しかし、囚われてる上、状況も分からないでは、脱出も不可能だ。
ここは地下3階、俺の部屋は地下1階というのは今分かったが、それ以外の情報は何も無え状態だ。
軍を名乗ってる以上、それ相応の準備はあると考えると、無理に脱出すんのも危険だ。
だから、俺は懐柔作戦に出てる。」
「彼奴らに洗脳されてるフリしてんのか…。」
「うん。彼奴らに気に入られる様にしてる。
信用させて、ここの状況を探りだす。
それに、奴らを信用させると、家族を呼んで、一緒住めるんだそうだ。」
「え…。」
龍介がニヤリと笑って、亀一の膝に手を置いた。
「爺ちゃん、母さん、お父さん、グランパに大叔父さんだぜ?戦争出来んだろ。

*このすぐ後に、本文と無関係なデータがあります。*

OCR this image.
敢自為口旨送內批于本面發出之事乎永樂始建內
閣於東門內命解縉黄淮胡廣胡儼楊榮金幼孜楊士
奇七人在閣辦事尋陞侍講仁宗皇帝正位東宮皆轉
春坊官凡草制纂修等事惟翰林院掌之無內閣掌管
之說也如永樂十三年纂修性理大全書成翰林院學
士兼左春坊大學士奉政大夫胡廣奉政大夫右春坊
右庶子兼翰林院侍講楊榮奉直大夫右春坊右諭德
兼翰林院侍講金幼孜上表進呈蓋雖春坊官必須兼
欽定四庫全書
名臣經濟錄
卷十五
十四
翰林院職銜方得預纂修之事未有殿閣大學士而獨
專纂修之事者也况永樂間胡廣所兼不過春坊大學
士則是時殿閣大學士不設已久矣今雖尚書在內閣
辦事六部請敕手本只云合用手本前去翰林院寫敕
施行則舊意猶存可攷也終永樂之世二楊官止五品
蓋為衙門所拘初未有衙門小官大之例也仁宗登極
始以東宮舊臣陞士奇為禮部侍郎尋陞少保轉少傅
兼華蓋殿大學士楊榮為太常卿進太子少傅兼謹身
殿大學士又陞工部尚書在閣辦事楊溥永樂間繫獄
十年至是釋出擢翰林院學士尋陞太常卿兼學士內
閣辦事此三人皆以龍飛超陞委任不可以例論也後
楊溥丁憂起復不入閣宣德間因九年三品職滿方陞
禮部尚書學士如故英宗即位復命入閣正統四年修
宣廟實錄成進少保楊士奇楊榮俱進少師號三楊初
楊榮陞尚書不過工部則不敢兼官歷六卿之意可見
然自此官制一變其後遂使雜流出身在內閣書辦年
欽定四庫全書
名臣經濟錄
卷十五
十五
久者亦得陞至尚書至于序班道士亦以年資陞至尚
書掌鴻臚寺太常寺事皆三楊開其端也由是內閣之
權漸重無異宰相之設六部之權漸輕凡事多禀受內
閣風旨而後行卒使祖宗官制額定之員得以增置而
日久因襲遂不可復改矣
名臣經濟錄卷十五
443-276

」
亀一がやっと笑った。
「そりゃいいな。」
「うん。だから、きいっちゃんも、腹ん中で真っ赤な舌出して、あいつら嘲り笑ってやりながら、ここの思想受け入れたって見せ掛けろ。
気に入られるの迄の演技は俺がやる。
そんでなんとか寅と接触して、この中の事探る。
きいっちゃんはその頭脳で彼奴らの思想、全部覚えてやれ。
出来るか。」
「勿論。やるぜ。」
「なるべく会える様にする。1人じゃねえからな?」
亀一は涙が出そうになった。
龍介はいつもこうだ。
どんな状況でも必ず活路を見出し、前向きに明るく対処する。
そして、亀一達を励まし、心の支えで居てくれる。
どんな状況下であっても、サバイバルキャンプの時ですら、亀一と寅彦は結局の所、いつも龍介の頼もしさと明るさに助けられていた。
龍介だって辛かったり、嫌だったりしたはずだった。
だが、龍介はいつもそれをプラスに変えた。
今回もそうだ。
こんなバカげた頭に来る集団に拉致され、四面楚歌と言ってもいい状況ながらも、龍介は咄嗟に作戦を思いつき、逆に欺く事で奴らを笑って、そのストレスを解消してしまっている。
「龍。」
「ん?」
「お前が居てくれて、ほんと良かった…。有難う…。」
龍介は笑った。
「やめろよ。きいっちゃんらしくもねえ。全員でここ出るんだ。俺としてはここぶっ潰してからにしてえけどな。」
亀一もニヤリと笑って頷く。
「俺もだ。」
「よし。計画に追加だ。
それと、きいっちゃんの勧誘が上手く行くと、総統とかいう奴に会えるかもしれねえ。
多分親玉だろう。これも探って来る。」
「ああ。」
「じゃあな。せめて元の部屋には戻して貰えるよう、頼んどくから。」
「俺も、誰よりも信用してる龍が信用してるならっつって、心酔したフリして、全部暗記してやるよ。」
龍介と亀一はニヤリと笑って、拳と拳を合わせた。